THE Australian Bureau of Agricultural and Resource Economics has released a report on the impacts of COVID-19 on Australian agriculture, forestry and fisheries trade.
ABARES acting executive director, Peter Gooday, said the report highlighted the spread of the virus would have an impact on our trade.
“The International Monetary Fund (IMF) is currently forecasting a 3% contraction in global economic activity in 2020—worse than the global financial crisis,” Mr Gooday said.
“However, because agricultural exports principally relate to food, trade will continue and consumers will continue to want Australian agricultural products.”
The key impact on global agricultural markets is likely to be softer prices from falling incomes and changes in where food is consumed rather than significantly reduced consumption for most products.
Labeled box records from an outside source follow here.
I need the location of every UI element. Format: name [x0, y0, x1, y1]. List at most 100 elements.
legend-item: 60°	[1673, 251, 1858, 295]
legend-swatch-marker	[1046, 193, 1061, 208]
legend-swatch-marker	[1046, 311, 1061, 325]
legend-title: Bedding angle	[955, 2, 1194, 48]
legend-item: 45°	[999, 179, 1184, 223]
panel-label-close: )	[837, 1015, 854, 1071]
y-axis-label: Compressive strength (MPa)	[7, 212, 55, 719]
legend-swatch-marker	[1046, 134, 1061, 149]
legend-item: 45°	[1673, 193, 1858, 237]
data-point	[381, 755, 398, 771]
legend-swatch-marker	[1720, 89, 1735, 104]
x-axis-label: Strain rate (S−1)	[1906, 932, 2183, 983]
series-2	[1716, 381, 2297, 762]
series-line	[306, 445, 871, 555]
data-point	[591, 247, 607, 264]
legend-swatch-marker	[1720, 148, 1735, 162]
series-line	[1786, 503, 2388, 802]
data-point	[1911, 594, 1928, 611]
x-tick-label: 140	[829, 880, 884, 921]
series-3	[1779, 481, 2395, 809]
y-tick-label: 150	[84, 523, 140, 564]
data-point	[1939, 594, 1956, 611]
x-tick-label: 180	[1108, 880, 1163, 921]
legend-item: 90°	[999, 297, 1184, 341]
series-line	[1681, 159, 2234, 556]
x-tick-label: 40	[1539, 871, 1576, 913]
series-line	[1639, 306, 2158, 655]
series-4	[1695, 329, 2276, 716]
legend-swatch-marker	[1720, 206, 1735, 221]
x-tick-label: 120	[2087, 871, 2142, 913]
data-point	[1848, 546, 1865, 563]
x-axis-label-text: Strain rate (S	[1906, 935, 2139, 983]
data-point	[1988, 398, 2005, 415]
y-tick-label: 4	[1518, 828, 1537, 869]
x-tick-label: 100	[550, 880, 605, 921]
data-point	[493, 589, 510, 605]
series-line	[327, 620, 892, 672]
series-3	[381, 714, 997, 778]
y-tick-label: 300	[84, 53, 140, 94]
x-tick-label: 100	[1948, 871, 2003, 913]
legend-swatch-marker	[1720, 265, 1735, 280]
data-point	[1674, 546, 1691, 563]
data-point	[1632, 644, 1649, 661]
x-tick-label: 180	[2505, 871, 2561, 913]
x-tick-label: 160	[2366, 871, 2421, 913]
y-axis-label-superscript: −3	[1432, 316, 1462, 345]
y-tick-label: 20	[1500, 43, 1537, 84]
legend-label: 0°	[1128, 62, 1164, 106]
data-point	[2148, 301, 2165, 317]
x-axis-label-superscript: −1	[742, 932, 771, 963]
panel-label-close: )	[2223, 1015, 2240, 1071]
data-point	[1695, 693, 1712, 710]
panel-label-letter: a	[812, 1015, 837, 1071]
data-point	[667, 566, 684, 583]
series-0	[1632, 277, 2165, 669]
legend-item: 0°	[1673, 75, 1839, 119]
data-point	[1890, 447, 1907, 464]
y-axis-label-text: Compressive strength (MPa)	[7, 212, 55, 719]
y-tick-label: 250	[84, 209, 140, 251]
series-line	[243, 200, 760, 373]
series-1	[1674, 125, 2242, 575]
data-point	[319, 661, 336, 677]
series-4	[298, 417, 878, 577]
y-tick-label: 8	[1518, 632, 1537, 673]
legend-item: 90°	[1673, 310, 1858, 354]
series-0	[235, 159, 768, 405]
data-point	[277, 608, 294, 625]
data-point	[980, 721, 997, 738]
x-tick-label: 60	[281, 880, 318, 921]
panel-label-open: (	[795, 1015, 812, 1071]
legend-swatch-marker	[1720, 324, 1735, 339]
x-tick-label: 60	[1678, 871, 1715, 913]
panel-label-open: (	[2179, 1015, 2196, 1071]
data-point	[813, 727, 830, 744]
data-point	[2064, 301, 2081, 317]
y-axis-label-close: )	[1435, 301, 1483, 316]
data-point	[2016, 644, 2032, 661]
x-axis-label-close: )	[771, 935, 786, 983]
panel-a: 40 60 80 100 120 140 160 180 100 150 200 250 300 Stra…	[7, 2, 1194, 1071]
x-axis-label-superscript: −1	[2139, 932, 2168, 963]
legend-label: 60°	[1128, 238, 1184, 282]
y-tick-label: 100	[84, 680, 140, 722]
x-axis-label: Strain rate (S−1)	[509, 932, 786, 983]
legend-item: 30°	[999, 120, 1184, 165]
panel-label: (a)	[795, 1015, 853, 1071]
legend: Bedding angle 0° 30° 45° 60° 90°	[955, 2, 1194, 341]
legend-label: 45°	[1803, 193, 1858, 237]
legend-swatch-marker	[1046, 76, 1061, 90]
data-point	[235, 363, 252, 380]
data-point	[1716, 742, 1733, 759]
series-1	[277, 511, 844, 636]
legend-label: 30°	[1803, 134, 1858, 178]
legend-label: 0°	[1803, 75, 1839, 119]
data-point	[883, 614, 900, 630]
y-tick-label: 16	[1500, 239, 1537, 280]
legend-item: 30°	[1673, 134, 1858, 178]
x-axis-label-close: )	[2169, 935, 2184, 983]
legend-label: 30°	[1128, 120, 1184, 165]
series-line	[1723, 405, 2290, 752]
“In the early days of the virus Australian agriculture’s exposure to China was a risk,” Mr Gooday said.
“The most exposed products were those typically associated with restaurants and cafés, and those feeding into manufacturing processes. We saw a drop in seafood exports but many other exports continued.”
China’s success in controlling the spread of the virus has allowed it to loosen restrictions and put its economy on a path to recovery. Provided the recovery is sustained, the negative impacts on Australia’s trade with China may be limited, ABARES said.
“However, with the virus now spreading well beyond China, second and third waves of impacts on Australia’s agricultural, forestry and fisheries sectors are likely,” Mr Gooday said.
“In the immediate future, supply chain and logistics disruptions will create the most significant risk to the sector and hence to producer incomes. The government has taken a number of steps to keep agriculture producing and our food and fibre reaching export markets, significantly reducing these risks.”
International trade policy responses to the COVID-19 pandemic have so far been concentrated around restricting wheat and rice trade. However, this is expected to have limited impacts on Australian producers and consumers.
“Global stocks of major grains are currently very high, the outlook for global production is good, and the current restrictions are not expected to affect global markets significantly”, Mr Gooday said.
“Despite the pandemic, it is the recent difficult seasonal conditions in Australia that will continue to dominate industry fortunes over the short term.
“While recent improvements in seasonal conditions will ease pressures on primary producers, the effects of COVID-19 compound the impacts on the sector from drought and this summer’s bushfires.
“While there is considerable uncertainty in the outlook with the spread of COVID-19, the underlying medium-term prospects for the agriculture sector remain strong.”